Celui qui pourrait devenir son numéro 2, le ministre de la Justice, Michael Gove, n'espérait pas la victoire lui non plus. Sarah Vine, son épouse, journaliste au quotidien antieuropéen et xénophobe Daily Mail, a candidement expliqué dans un article que, le jour du scrutin, Michael Gove était tranquillement allé se coucher vers 22 h 30, avant même les premiers résultats. Réveillé par des coups de fils hystériques à l'aube, le ministre de la Justice aurait juste dit avec un admirable sang-froid : «Je suppose que je ferais mieux de me lever.» Pendant qu'il «prenait sa douche», sa parfaite épouse se précipitait dans sa cuisine pour préparer un thé «bien fort». So british. Beau storytelling…

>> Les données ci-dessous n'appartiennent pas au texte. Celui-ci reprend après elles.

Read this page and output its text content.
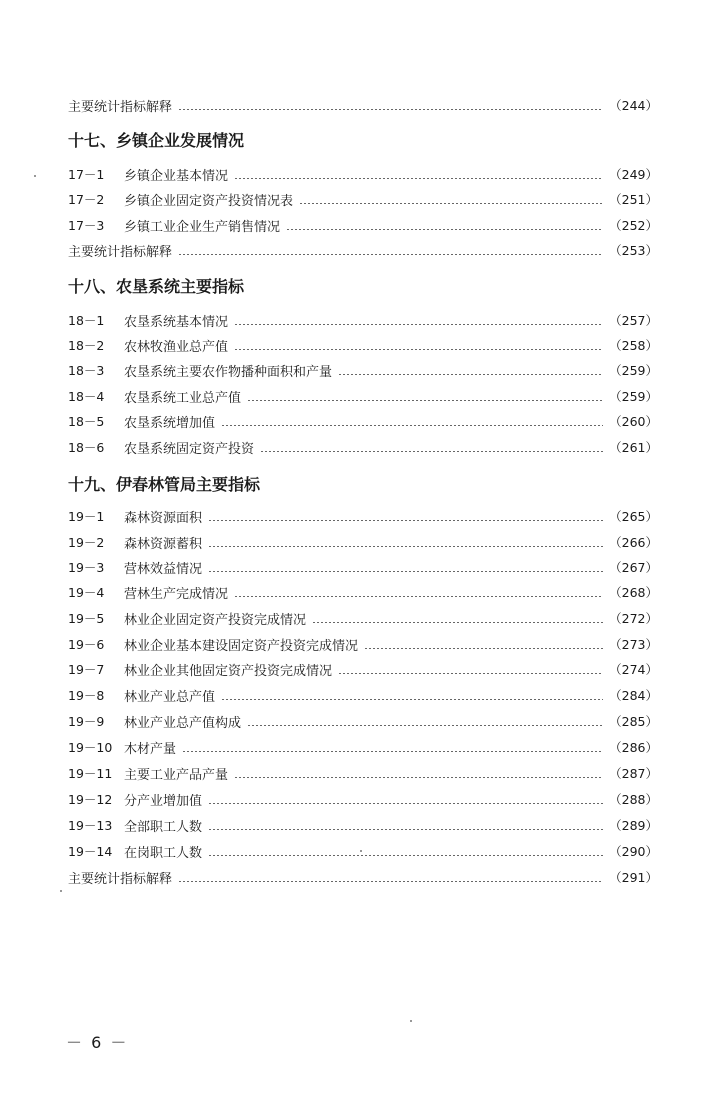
主要统计指标解释	（244）
十七、乡镇企业发展情况
17－1	乡镇企业基本情况	（249）
17－2	乡镇企业固定资产投资情况表	（251）
17－3	乡镇工业企业生产销售情况	（252）
主要统计指标解释	（253）
十八、农垦系统主要指标
18－1	农垦系统基本情况	（257）
18－2	农林牧渔业总产值	（258）
18－3	农垦系统主要农作物播种面积和产量	（259）
18－4	农垦系统工业总产值	（259）
18－5	农垦系统增加值	（260）
18－6	农垦系统固定资产投资	（261）
十九、伊春林管局主要指标
19－1	森林资源面积	（265）
19－2	森林资源蓄积	（266）
19－3	营林效益情况	（267）
19－4	营林生产完成情况	（268）
19－5	林业企业固定资产投资完成情况	（272）
19－6	林业企业基本建设固定资产投资完成情况	（273）
19－7	林业企业其他固定资产投资完成情况	（274）
19－8	林业产业总产值	（284）
19－9	林业产业总产值构成	（285）
19－10 木材产量	（286）
19－11 主要工业产品产量	（287）
19－12 分产业增加值	（288）
19－13 全部职工人数	（289）
19－14 在岗职工人数	（290）
主要统计指标解释	（291）
－ 6 －
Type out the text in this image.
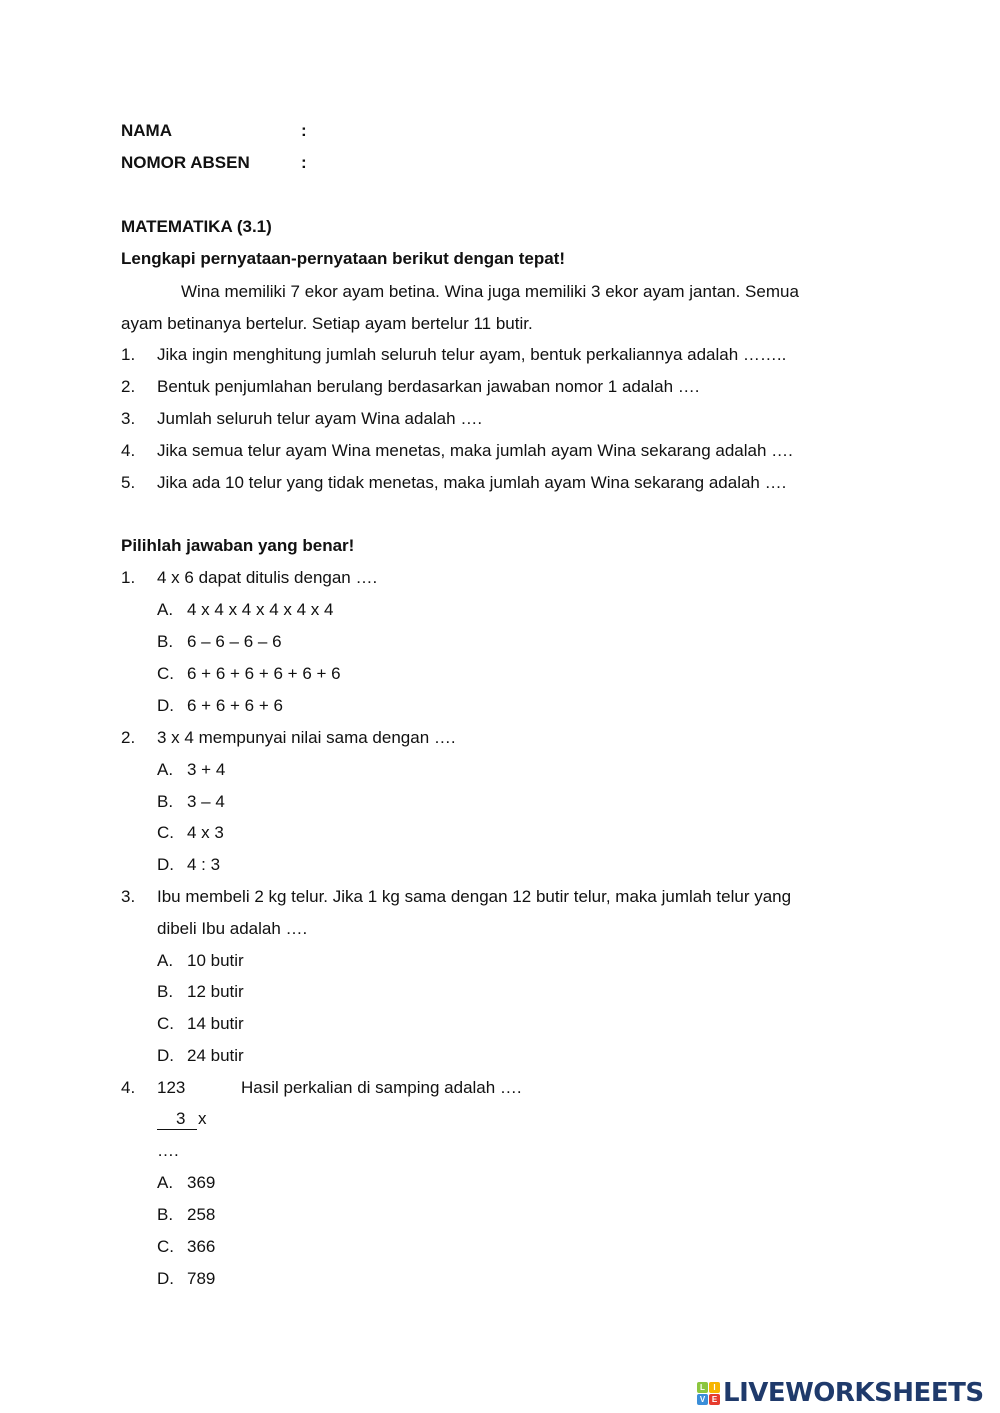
NAMA	:
NOMOR ABSEN	:
MATEMATIKA (3.1)
Lengkapi pernyataan-pernyataan berikut dengan tepat!
Wina memiliki 7 ekor ayam betina. Wina juga memiliki 3 ekor ayam jantan. Semua
ayam betinanya bertelur. Setiap ayam bertelur 11 butir.
1. Jika ingin menghitung jumlah seluruh telur ayam, bentuk perkaliannya adalah ……..
2. Bentuk penjumlahan berulang berdasarkan jawaban nomor 1 adalah ….
3. Jumlah seluruh telur ayam Wina adalah ….
4. Jika semua telur ayam Wina menetas, maka jumlah ayam Wina sekarang adalah ….
5. Jika ada 10 telur yang tidak menetas, maka jumlah ayam Wina sekarang adalah ….
Pilihlah jawaban yang benar!
1. 4 x 6 dapat ditulis dengan ….
A. 4 x 4 x 4 x 4 x 4 x 4
B. 6 – 6 – 6 – 6
C. 6 + 6 + 6 + 6 + 6 + 6
D. 6 + 6 + 6 + 6
2. 3 x 4 mempunyai nilai sama dengan ….
A. 3 + 4
B. 3 – 4
C. 4 x 3
D. 4 : 3
3. Ibu membeli 2 kg telur. Jika 1 kg sama dengan 12 butir telur, maka jumlah telur yang
dibeli Ibu adalah ….
A. 10 butir
B. 12 butir
C. 14 butir
D. 24 butir
4. 123	Hasil perkalian di samping adalah ….
3 x
….
A. 369
B. 258
C. 366
D. 789
L	I
V E LIVEWORKSHEETS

«Ouvert». Moins romancé, et beaucoup moins people, l'Ecosse, elle, continue à pousser ses pions hors de l'échiquier britannique. Angus Robertson, le leader du Scottish National Party (SNP) au Parlement, a ainsi rappelé que pour l'Ecosse, qui «a largement voté pour rester au sein de l'UE», il «importe que nous vivions dans un pays ouvert vers l'extérieur et non dans un petit Royaume-Uni diminué». Alors que la Première ministre d'Ecosse, Nicola Sturgeon, était à Bruxelles pour rencontrer les officiels européens et marteler à peu près les mêmes arguments, Angus Robertson a jeté : «Nous n'avons aucune intention de voir l'Ecosse sortie de l'Europe. Ce serait totalement inacceptable. Nous sommes un pays européen et nous resterons un pays européen.»
Sinon, la reine Elizabeth II est, de son propre aveu, «toujours vivante».